If your company happens to fall into the category of swap dealer or major swap participant, you will likely be faced with additional trading room challenges. Your entire transaction history is to be tracked – from the moment of initiation onward. All of the correspondence related to transaction activity – phone, email, text messaging – is subject to examination at the CFTC’s request. Swap dealers and major swap participants also must maintain a “complete audit trail for conducting comprehensive and accurate trade reconstructions.”
The real-time reporting requirement will no doubt spawn the need to capture information that would not typically be captured in smaller trading operations. Don’t count on the on a status of end-user to exempt you from these requirements. Even if you qualify for end-user exception, depending on your counter party, you’ll need to assert who in fact will ultimately be responsible for reporting the transaction to a swap data repository (SDR).
Risk and Credit
Since the CFTC introduces two tests of substantial position as a daily requirement, you can bet that your risk and credit department will be busy. The first test of substantial position is based on an entity’s current uncollateralized exposure, and the CFTC’s proposed rule sets the threshold at a daily average of $1bn for credit, equity, or commodity swaps, and $3bn for interest rate swaps. The second test is based on an entity’s (PFE) potential future exposure, and is set at a daily average of $2bn for credit, equity, or commodity swaps, and $6bn for interest rate swaps. Moving beyond the thresholds dictated by these tests can push your company into being categorized as an MSP within a particular swap category. It is important to note that the substantial position tests exclude those trades that are used for hedging or mitigating commercial risk.

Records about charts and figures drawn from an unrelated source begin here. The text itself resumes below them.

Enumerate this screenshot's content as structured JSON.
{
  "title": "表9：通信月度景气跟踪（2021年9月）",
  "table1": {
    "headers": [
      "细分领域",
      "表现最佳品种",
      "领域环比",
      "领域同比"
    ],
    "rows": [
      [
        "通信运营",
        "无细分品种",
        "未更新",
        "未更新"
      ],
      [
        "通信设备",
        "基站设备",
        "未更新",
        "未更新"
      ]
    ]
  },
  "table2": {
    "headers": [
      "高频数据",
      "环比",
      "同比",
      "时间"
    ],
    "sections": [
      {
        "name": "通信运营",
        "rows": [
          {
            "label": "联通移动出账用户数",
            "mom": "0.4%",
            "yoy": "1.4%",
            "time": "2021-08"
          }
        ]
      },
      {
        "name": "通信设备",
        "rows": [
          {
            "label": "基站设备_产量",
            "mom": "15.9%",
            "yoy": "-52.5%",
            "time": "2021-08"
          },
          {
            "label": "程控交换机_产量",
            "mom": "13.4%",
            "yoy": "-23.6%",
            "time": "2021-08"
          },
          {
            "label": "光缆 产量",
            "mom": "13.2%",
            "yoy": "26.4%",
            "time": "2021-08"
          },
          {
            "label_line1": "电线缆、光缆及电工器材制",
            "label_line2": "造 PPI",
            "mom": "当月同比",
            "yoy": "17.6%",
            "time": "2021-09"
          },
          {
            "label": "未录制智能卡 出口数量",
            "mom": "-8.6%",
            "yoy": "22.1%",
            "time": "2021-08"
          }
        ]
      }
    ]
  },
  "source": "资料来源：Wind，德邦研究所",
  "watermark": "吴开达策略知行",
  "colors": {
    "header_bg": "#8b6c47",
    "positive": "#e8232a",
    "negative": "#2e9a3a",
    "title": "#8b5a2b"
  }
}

In addition, your risk and credit groups will need to prepare a substantial counterparty exposure test. This test raises the thresholds for current uncollateralized exposure and potential future exposure to $5bn and $8bn, respectively, without any exclusion for positions held for hedging or mitigating commercial risk.
Since the requirement is that all swaps that can be cleared must be cleared, unless exempted, margining becomes a concern. The credit group will need to carefully assess and project margin requirements. Liquidity management, as important as it has been in the past, will now take on a role in the spotlight.
Your hedge accounting group will need to maintain accurate records to substantiate your company’s hedging program. This will be important if you wish to establish an end user exception for these transactions. Business processes must assure that the proper documentation and tracking of hedging activity is in place from intent to inception.
In a Dodd-Frank world, a successful implementation of compliance depends on an escalated level of communication and coordination between the various groups and systems within an organization. You must consider it an enterprise deployment – trading, legal, risk, credit, finance, and IT – all must be part of the process and the solution. Only by evaluating the implications of Dodd-Frank across all these areas will you be able to develop solid compliance plans.
Although, the rules are still in the making, it’s never too early to start planning and assessing your potential problem areas.